The challenge I am facing this weekend is 50 kilometers of rolling hills along the gravel backroads of Iowa’s spring countryside.
Back in February when the temperature was negative - and I don’t mean my attitude about how cold it was - my friend and I signed up for the inaugural Booneville Backroads 50K.
We thought we had plenty of time to get back into shape, burn off the extra pounds we packed on that winter and even compete for a finish near the front of the competition.
But the winter’s cold grasp held tight and training long distances was a struggle. I was going crazy trying to do workouts on the treadmill and anytime spent outside was in multiple layers of clothing to combat the chilly wind.
My training never found its stride and now my race is days away and I am not where I want to be physically. It is a frustrating feeling, knowing that I had every opportunity to make myself workout, but found excuse after excuse to skip training.
I am, however, still going to lace up my racing shoes, pack a couple energy gels and hit the road Saturday morning and do my best to survive the journey.

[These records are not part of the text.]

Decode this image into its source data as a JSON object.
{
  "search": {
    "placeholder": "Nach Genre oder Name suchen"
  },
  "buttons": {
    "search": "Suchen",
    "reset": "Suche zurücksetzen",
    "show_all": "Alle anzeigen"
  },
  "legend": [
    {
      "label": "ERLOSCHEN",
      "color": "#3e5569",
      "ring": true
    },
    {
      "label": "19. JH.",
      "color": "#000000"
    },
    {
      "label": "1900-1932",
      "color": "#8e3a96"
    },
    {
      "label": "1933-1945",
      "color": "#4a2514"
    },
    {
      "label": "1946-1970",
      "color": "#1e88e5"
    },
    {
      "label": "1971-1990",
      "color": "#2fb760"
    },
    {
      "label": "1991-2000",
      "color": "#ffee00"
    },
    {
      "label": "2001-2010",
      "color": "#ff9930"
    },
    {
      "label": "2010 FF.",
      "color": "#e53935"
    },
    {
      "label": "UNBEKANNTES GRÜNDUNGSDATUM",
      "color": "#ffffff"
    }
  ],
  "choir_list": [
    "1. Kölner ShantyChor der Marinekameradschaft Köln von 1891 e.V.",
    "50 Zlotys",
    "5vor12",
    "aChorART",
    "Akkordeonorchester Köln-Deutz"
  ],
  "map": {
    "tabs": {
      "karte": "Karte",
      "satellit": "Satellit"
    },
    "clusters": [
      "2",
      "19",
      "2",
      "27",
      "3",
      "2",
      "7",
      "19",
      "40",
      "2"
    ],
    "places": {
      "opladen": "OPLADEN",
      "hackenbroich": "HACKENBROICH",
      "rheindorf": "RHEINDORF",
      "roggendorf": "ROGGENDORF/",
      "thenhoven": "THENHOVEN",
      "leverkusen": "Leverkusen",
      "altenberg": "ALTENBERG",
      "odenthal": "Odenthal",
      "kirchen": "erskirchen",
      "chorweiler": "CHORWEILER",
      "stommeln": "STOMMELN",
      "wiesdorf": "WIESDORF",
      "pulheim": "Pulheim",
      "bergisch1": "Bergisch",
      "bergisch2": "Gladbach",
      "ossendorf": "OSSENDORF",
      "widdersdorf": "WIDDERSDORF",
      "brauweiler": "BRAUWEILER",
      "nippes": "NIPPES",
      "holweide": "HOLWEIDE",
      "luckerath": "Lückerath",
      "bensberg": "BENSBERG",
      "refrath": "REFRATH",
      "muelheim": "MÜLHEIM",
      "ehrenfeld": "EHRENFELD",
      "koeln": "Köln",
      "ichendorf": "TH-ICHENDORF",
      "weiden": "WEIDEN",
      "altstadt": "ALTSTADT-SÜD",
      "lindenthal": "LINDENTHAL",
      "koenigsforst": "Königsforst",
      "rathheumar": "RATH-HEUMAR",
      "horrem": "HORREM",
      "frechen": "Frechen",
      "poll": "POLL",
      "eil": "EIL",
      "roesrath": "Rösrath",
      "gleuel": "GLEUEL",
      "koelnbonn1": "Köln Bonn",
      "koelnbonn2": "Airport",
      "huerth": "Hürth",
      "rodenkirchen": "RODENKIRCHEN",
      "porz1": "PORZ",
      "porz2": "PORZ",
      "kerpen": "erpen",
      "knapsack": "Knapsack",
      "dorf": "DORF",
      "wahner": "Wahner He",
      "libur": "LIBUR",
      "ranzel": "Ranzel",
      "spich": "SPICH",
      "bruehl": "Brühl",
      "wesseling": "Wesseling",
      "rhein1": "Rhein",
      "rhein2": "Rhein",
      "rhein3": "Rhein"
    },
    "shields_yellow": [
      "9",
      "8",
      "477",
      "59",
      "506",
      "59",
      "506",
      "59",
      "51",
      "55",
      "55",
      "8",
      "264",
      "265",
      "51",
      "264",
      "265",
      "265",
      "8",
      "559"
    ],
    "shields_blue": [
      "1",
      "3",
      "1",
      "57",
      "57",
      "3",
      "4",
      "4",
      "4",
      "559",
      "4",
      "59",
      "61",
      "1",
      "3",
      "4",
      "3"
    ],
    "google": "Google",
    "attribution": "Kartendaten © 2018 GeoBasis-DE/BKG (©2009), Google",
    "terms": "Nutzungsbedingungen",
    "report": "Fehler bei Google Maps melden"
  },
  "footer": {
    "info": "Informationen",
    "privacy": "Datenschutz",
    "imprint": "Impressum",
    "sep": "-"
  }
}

I know it won’t be comfortable. By the 21-mile aid station, I’ll be wishing it was over instead of having 10 miles to go.
This race has taken a new purpose for me compared to when I signed up months ago. I am staying in the race not to win, but to see if I can push myself mentally and physically to reach the finish line.
It will be the farthest I have ever ran. The course will have some of the hilliest terrain I have faced.
I believe the opportunity to push myself and force my legs to keep moving despite all the factors that say I shouldn’t be able to do it will be a huge reward for me later in my running career and my outlook on every day tasks.
When I am struggling Saturday, I will reflect on my all-time favorite book, reminding myself “..you don’t’ become a runner by winning a morning workout. The only true way is to marshal the ferocity of your ambition over the course of many days, weeks, months, and (if you could finally come to accept it) years. The Trial of Miles; Miles of Trials.”
To my fellow runners, I’ll see you on the backroads.